Job responsibilities:
- Design and implement solutions to enhance the reliability and scalability of platforms and applications to accommodate rapidly growing demands.
- Analyze defects, propose improvements, and drive efficiencies in systems and processes.
- Optimize the performance and utilization of AI ML platform and infrastructure.
- Develop observability, security, and finops tools and orchestration.
- Author and improve the quality of technical engineering documentation.
- Debug and solve issues in a production environment.
- Participate in on-call rotations and escalation workflows.
Required qualifications, capabilities, and skills:
- Formal training or certification on Site Reliability Engineering concepts and 3+ years applied experience
- Expertise in programming with Python and cutting-edge software engineering practices.
- Experience in designing and implementing large-scale distributed systems and cloud-native architecture.

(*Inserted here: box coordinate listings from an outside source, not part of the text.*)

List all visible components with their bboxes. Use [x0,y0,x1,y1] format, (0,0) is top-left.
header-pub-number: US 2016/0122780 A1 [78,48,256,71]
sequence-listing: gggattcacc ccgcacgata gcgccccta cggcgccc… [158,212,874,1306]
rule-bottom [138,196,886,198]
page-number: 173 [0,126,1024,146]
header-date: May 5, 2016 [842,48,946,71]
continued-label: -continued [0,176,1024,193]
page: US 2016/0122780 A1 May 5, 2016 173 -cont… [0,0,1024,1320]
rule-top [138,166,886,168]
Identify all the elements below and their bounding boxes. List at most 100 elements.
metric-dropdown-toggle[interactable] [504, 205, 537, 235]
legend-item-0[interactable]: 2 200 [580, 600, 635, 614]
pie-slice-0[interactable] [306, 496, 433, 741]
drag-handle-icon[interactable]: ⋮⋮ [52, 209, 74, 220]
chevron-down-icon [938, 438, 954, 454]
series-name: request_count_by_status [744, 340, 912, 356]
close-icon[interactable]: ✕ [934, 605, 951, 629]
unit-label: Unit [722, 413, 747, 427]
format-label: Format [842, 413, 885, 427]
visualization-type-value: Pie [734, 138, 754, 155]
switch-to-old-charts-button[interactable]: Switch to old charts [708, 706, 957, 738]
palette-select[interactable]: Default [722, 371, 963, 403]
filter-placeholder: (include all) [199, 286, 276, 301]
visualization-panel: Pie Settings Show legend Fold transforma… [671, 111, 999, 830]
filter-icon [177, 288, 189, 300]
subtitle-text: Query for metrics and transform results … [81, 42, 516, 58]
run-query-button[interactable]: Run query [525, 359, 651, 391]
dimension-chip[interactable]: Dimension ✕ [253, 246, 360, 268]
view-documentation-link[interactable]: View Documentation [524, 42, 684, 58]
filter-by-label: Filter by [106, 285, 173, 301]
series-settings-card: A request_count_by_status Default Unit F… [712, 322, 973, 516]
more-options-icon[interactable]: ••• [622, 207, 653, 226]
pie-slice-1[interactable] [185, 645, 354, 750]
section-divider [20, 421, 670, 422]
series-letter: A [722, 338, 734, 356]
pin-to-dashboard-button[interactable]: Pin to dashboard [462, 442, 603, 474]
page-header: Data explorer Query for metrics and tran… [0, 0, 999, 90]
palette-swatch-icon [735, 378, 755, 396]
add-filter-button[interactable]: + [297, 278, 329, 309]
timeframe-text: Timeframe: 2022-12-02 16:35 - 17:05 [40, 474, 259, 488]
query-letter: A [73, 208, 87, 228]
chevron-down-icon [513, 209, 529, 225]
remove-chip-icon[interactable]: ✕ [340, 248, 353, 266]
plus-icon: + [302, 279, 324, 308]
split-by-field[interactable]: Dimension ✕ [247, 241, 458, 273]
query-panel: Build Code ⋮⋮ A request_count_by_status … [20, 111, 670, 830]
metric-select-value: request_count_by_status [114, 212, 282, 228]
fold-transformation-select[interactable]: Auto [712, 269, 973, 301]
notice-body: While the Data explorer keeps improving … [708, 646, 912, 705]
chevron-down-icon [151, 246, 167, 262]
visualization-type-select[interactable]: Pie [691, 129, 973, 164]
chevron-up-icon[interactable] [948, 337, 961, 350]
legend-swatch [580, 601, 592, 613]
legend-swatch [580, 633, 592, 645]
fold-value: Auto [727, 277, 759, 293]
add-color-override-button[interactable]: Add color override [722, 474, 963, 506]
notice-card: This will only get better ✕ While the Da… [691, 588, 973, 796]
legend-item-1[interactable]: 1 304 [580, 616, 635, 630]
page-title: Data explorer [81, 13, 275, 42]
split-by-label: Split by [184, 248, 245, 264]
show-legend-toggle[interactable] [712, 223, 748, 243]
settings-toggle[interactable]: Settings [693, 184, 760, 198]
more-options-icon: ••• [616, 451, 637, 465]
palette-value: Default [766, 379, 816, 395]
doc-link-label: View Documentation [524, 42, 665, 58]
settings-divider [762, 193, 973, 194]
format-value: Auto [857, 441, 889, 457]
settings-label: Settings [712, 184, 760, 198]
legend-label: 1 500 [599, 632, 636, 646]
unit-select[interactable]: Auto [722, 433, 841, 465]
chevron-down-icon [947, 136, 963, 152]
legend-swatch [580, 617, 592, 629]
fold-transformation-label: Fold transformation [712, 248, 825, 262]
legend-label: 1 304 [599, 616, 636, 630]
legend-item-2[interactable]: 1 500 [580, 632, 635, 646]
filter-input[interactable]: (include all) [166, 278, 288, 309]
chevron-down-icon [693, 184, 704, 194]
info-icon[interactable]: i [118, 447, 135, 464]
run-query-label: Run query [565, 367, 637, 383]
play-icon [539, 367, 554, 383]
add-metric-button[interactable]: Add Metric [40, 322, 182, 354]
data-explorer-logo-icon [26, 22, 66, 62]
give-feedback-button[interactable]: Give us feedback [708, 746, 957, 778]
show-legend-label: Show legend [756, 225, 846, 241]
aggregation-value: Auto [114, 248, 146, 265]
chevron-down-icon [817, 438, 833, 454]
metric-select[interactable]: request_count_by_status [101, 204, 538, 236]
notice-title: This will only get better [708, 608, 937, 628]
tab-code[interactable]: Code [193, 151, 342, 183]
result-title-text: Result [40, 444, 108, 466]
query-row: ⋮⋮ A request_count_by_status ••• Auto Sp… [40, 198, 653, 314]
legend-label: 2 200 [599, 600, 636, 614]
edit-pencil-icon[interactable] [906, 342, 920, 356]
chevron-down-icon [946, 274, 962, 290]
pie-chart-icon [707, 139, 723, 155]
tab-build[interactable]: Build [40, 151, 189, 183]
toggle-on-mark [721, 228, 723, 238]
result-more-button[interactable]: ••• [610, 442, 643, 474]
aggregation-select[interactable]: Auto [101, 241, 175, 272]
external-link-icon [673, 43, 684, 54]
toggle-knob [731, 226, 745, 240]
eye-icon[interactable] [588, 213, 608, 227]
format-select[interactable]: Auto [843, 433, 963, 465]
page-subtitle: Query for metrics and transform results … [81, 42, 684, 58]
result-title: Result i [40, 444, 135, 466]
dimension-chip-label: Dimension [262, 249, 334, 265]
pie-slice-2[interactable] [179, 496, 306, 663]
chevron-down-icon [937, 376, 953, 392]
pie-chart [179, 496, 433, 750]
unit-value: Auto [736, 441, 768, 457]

- Experience with developing on Cloud, especially AWS, and knowledge in Infrastructure as Code tools such as Terraform.
- Systematic problem-solving and troubleshooting skills in a complex system.
- Excellent communication skills working with stakeholders and domain experts across the company to design solutions to user problems.
- Self-disciplined, self-managed, self-motivated with a strong sense of ownership, urgency, and drive.
Preferred qualifications, capabilities, and skills:
- Prior experience working in AI, ML, or Data engineering.